The wine colour is the first sensation the wine taster receives. Although little attention is often paid to colour, it is in fact a very important source of information: it serves as a guide as to the type of wine being tasted. When the taster is blindfolded or if the wine is served in a tinted glass, it is often difficult to differentiate between a white wine, rosé or light red (particularly if the temperature is slightly high).
Colour is also an indication of the age of the wine and its condition.
It is therefore very important to have good lighting, a white background and suitable wine glasses.
Nowadays, the considerable technological progress implemented at the wineries, such as filters, clarifiers, amicrobic bottling, etc., means that it is unusual for a wine to have visible defects. When such defects do occur, it is generally due to poor storage.
The oxidised, turbid colour of a faulty wine should not be confused with the presence of a small sediment deposit which can be removed simply by decanting the bottle.

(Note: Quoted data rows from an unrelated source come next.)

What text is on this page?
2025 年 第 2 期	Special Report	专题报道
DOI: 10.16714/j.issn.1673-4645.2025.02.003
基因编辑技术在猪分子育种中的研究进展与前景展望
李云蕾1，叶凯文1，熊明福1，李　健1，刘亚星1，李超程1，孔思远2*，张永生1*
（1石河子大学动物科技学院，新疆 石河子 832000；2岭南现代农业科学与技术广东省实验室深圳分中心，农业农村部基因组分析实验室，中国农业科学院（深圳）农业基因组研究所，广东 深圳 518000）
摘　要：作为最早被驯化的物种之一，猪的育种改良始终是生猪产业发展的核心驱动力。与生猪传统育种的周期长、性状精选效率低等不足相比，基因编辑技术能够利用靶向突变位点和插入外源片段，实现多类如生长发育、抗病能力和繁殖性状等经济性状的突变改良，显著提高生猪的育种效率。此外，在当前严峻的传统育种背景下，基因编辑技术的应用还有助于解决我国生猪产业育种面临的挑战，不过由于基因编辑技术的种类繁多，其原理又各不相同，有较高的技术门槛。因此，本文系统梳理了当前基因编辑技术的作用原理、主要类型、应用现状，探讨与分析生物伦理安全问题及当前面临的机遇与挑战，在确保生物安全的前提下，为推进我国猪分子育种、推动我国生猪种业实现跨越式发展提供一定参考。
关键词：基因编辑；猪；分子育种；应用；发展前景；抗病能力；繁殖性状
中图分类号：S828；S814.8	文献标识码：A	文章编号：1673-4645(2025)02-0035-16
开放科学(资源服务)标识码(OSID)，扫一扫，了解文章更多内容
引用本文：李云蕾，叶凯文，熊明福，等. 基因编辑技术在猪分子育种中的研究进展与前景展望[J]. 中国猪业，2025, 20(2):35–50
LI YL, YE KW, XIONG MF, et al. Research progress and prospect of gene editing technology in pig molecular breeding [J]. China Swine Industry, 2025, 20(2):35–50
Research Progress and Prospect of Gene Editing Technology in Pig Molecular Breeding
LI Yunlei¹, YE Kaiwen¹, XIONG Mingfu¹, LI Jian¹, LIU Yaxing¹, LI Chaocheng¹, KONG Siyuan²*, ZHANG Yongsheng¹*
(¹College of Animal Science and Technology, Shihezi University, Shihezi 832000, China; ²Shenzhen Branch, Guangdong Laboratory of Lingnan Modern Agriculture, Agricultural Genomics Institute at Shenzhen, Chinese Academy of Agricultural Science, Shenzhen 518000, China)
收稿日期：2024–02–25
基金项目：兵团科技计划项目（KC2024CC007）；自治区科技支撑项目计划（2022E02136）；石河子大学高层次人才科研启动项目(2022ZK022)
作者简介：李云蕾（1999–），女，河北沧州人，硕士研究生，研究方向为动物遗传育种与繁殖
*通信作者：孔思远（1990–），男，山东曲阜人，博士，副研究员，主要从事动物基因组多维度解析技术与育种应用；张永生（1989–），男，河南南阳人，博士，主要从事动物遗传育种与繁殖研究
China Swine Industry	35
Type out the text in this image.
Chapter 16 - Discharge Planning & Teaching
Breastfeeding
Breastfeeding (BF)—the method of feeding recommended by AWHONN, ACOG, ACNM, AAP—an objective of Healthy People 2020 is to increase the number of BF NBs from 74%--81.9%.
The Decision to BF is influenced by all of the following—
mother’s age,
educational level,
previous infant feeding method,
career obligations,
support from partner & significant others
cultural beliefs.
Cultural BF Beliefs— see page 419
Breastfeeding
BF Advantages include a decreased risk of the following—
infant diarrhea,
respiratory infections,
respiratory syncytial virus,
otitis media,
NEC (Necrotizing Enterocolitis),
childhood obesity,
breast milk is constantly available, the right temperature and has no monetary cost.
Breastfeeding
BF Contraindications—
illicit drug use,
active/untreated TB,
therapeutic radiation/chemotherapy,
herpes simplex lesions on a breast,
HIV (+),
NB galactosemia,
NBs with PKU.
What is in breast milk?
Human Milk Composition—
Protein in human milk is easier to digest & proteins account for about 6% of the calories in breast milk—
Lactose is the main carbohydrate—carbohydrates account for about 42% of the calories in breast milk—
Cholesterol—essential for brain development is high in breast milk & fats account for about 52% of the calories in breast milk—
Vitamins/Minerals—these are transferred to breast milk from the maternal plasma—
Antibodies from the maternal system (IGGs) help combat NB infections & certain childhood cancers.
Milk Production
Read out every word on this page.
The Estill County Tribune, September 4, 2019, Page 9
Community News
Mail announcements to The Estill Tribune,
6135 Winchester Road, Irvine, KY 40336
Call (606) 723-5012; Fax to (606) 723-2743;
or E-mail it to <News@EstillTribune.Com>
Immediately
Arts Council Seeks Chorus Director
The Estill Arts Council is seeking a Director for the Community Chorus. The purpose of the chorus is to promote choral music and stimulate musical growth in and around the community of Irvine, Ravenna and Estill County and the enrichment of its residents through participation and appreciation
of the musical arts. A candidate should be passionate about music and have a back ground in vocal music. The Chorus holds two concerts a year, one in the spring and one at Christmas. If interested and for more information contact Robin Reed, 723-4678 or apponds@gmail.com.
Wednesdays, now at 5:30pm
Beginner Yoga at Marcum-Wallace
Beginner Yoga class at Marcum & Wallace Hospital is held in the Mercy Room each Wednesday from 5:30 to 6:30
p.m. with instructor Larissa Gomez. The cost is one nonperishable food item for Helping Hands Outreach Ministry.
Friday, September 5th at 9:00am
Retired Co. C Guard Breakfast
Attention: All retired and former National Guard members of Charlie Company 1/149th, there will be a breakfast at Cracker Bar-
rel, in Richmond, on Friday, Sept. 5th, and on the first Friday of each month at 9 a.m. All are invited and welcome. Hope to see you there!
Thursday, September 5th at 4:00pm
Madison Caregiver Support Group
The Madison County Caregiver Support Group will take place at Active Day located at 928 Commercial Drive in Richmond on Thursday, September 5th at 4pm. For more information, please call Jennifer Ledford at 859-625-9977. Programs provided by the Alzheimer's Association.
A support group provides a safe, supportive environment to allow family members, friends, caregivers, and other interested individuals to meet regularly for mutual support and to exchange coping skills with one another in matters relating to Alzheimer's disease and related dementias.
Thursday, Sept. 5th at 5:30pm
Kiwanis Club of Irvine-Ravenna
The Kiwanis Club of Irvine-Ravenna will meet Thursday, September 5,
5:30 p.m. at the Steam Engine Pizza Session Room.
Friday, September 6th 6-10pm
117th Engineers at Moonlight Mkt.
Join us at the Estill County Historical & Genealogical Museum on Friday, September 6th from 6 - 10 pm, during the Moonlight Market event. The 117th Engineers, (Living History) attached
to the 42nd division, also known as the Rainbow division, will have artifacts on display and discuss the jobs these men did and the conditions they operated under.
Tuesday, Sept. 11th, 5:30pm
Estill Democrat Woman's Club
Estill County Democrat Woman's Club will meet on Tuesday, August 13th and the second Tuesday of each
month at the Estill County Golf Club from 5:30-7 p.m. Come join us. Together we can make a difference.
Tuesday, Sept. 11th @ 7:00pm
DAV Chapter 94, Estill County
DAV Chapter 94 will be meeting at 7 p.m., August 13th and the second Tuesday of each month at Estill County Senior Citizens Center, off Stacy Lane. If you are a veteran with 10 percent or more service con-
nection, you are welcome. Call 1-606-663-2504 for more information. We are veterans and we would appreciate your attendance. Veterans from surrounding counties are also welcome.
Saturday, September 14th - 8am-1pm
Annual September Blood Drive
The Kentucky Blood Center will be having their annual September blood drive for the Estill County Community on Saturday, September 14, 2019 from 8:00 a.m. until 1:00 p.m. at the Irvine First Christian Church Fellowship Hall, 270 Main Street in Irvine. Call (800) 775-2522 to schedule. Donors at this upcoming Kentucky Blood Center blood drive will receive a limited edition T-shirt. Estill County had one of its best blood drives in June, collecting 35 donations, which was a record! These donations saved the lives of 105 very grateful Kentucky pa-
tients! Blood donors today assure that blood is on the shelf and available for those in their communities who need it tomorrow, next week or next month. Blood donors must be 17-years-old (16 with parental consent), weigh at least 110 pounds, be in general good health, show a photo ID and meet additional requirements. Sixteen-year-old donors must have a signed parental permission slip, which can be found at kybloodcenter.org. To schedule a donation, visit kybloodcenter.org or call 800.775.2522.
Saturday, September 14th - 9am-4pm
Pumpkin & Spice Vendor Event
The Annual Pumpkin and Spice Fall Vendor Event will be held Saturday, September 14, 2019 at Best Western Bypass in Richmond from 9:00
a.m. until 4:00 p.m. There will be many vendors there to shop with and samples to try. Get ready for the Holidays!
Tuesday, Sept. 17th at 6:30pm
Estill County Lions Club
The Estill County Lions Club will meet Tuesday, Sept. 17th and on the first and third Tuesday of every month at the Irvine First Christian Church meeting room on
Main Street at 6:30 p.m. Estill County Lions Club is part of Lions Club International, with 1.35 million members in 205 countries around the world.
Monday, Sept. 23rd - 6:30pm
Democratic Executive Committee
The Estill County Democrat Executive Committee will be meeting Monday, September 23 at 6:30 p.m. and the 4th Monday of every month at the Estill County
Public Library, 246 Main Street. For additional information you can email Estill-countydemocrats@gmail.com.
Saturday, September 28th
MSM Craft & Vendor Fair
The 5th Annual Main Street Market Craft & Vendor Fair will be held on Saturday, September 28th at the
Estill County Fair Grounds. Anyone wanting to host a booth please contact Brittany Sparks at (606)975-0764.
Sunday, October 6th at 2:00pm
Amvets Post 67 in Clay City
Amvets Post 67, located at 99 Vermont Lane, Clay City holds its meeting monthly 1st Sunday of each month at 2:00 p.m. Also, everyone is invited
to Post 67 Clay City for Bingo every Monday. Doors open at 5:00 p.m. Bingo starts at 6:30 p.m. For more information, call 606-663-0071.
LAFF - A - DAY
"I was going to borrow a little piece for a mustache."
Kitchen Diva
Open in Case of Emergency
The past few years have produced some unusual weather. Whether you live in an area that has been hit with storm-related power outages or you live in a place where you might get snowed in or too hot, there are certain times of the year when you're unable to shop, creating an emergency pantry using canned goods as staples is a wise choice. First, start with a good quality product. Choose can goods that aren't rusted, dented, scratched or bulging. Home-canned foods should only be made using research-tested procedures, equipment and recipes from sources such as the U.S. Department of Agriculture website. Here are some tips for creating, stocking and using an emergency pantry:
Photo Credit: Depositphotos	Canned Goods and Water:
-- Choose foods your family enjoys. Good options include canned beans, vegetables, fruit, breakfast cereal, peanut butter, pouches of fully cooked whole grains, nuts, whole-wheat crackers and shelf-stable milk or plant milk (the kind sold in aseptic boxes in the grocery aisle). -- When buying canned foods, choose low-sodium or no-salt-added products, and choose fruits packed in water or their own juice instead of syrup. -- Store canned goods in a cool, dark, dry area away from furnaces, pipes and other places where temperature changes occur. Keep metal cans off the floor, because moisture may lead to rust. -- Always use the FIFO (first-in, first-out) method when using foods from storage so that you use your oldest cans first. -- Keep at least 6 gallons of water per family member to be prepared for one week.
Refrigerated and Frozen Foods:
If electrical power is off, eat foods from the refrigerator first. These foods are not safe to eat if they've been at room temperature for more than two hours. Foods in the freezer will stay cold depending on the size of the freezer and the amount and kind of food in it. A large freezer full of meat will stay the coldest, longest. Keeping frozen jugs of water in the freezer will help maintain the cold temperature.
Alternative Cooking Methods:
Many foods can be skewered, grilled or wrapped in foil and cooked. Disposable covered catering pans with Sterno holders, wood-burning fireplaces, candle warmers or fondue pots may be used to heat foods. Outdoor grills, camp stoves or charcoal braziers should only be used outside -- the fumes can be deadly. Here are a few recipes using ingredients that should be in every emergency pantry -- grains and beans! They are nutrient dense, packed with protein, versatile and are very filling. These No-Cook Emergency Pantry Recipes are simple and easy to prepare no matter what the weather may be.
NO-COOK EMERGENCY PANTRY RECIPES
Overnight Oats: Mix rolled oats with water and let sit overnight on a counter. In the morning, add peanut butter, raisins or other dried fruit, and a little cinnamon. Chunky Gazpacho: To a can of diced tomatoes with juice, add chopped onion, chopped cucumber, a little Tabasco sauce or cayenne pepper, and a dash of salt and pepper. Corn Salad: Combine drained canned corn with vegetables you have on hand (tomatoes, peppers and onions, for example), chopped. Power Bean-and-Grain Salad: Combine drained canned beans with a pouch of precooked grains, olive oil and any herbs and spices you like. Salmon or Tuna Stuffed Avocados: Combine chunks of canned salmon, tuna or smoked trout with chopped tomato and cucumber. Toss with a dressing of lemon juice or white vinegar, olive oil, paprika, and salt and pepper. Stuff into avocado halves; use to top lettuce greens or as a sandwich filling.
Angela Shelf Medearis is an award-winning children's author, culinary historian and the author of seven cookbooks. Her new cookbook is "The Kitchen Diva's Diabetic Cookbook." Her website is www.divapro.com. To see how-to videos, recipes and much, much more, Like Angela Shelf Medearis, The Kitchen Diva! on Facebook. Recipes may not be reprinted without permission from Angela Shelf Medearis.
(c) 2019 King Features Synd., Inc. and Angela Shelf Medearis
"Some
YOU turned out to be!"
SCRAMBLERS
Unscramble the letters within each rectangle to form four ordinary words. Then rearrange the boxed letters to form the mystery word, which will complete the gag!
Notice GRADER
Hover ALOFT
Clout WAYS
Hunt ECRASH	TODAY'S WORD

The visual analysis comprises the following stages:
- Analysis of the clarity of the wine. This is done by directly looking at the wine circle from top to bottom and also sideways. The wine should be brilliant, with no floating objects or veil. When the glass is raised and observed against the light, the wine should be transparent, crystal clear and with no floating flakes. If this is not the case, then it is said to be milky, turbid or veiled.
- Appreciation of the colour of the wine. The analysis of the "appearance" shall be made by slightly tilting the glass in order to determine:
- The opacity or depth of colour (which is termed the "robe" in red wines). This is an indication of the wine's tannic character and, therefore, its structure, given the fact that the same wine components are involved in both cases. It should never be presupposed that a deep colour is equivalent to a great wine, since this could simply be the result of an excessive tannin content or a rustic character. Intensity can be described as light, sustained, intense, dark ...
- Hue or description of the colour type (scarlet, cherry-red, ruby, brick red, tawny ...)
- Analysis of the effervescence (still wine, pearl, semi-sparkling or sparkling, persistence and bubble size, etc.)
- Viscosity and legs. This is the final visual analysis. The wine taster tilts the glass slightly and swirls the wine around the sides of the glass. The streaks of wine running down the glass are the wine tears or "legs". In principle, a wine with legs will be of a better quality than a wine without, however this statement requires some further qualification.
The wine legs are related to the alcohol content and to the wine's dry extract content, and these parameters are not necessarily positive. When a wine has poor legs, it is termed watery, liquid or fluid. Good legs merit the terms: unctuous, fatty, glycerine-laden, with tears, good legs.
A final observation along these lines: wine glasses are often washed in the dishwasher. This involves a final rinse aid to prevent water stains on the glass. However this rinse aid prevents the tears or legs from fully developing in the glass. To appreciate the full quality of the legs, the glasses need to be rinsed with water and dried with a linen lint-free cloth.